Crown Heights developers stymied in Brooklyn Botanic Garden lawsuit — for now
Developers behind a planned Crown Heights high-rise that opponents say could cast damaging shadows on the Brooklyn Botanic Garden attempted to skirt a temporary restraining order to begin construction, according to arguments in court on Monday.
Activist Alicia Boyd filed a new suit to keep a temporary restraining order in place that forbids work at rezoned Crown Heights sites, a new tactic that keeps alive a legal battle between the community and the developer of 40 Crown St. No decision was made Monday, effectively preventing the developer from moving forward.
Lawyers for the developer argued their client should be allowed to move forward with excavation for voluntary environmental cleanup work. That would entail pouring concrete to cap the remediated soil — an action that’s expressly forbidden in the temporary restraining order issued in April.
But such work would open the door for more construction, signaling defeat for opposition.
“If the cement is poured, we will have lost the case,” Boyd argued. She is representing herself pro se, without a lawyer.
Karen Binder, an attorney for the developer CP VI Crown Heights LLC, argued alongside a lawyer for the owner of another property, 931 Carroll St., saying they should be allowed to move forward based on a technicality: the temporary restraining order did not identify their clients by name, so it does not apply to them.
The restraining order does identify the clients’ properties by block and lot numbers.
Binder told Justice Reginald Boddie that contractors are ready to begin the environmental remediation, which was supposed to begin Monday.
The courtroom was filled with Boyd’s supporters. Many carried roses or wore flowers in their hair in reference to Brooklyn Botanic Garden.
Because of the Franklin Avenue Rezoning, which the City Council approved last year, the area in question now permits up to 16-story, 175-foot-tall apartment towers, including on the Crown Street and Carroll Street sites. Boyd believes the high-rise buildings would cast damaging shadows for more than three hours per day on the famous 52-acre garden.
Previous zoning for the area enacted in the early 1990s limits the height of new buildings near the Brooklyn Botanic Garden to six or seven stories to protect the plants in the high-profile green space.
Boddie made no decision on Monday about the case, which for now leaves the temporary restraining order in place and prevents pouring concrete.
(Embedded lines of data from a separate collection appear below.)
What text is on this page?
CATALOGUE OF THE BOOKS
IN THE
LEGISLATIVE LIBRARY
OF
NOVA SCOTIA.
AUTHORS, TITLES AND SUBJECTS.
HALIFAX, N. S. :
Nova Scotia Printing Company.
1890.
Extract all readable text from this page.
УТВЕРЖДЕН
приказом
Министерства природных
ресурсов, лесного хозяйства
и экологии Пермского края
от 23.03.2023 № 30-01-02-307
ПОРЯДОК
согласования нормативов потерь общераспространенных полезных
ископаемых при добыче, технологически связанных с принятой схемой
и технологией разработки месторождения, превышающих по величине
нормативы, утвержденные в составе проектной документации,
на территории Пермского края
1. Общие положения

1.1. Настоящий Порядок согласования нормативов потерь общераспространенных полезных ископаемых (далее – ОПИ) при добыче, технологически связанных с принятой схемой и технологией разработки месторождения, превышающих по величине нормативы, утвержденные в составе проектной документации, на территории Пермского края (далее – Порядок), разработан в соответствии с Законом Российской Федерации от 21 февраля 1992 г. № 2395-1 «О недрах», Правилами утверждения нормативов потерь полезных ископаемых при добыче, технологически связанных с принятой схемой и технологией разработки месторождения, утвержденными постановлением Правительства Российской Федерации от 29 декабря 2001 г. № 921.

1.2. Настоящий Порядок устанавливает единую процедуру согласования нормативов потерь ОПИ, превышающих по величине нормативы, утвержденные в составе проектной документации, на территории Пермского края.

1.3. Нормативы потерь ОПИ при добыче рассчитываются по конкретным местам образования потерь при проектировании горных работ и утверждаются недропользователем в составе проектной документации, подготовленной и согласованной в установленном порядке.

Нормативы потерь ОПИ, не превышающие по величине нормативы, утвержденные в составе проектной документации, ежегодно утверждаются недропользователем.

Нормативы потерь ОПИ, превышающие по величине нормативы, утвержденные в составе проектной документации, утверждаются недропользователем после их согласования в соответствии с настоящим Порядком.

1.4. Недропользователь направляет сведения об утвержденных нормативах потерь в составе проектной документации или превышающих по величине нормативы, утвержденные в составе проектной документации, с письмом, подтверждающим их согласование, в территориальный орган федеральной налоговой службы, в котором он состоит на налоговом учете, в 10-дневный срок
In a related suit filed in April, which is still being decided, Boyd and fellow petitioners LaShaun Ellis and Michael Hollingsworth contend that the applicant in the Franklin Avenue Rezoning’s Uniform Land Use Review Procedure — or ULURP — should have been required to do an in-depth assessment called an Environmental Impact Statement. The suit seeks to nullify the City Council’s approval of the rezoning and compel an EIS to be done.
Government respondents in the case include City Councilmember Laurie Cumbo, the Department of City Planning and its Director Marisa Lago and DCP’s Brooklyn Director Winston Von Engel and the city Buildings Department.
After Monday’s hearing, Boyd thanked her supporters for coming to court. “It’s you who keeps me in there, powerful,” she said.
The Franklin Avenue Rezoning sites should not be confused with another property where high-rise residential towers are planned near the Brooklyn Botanic Garden. That property is known as the Spice Factory site.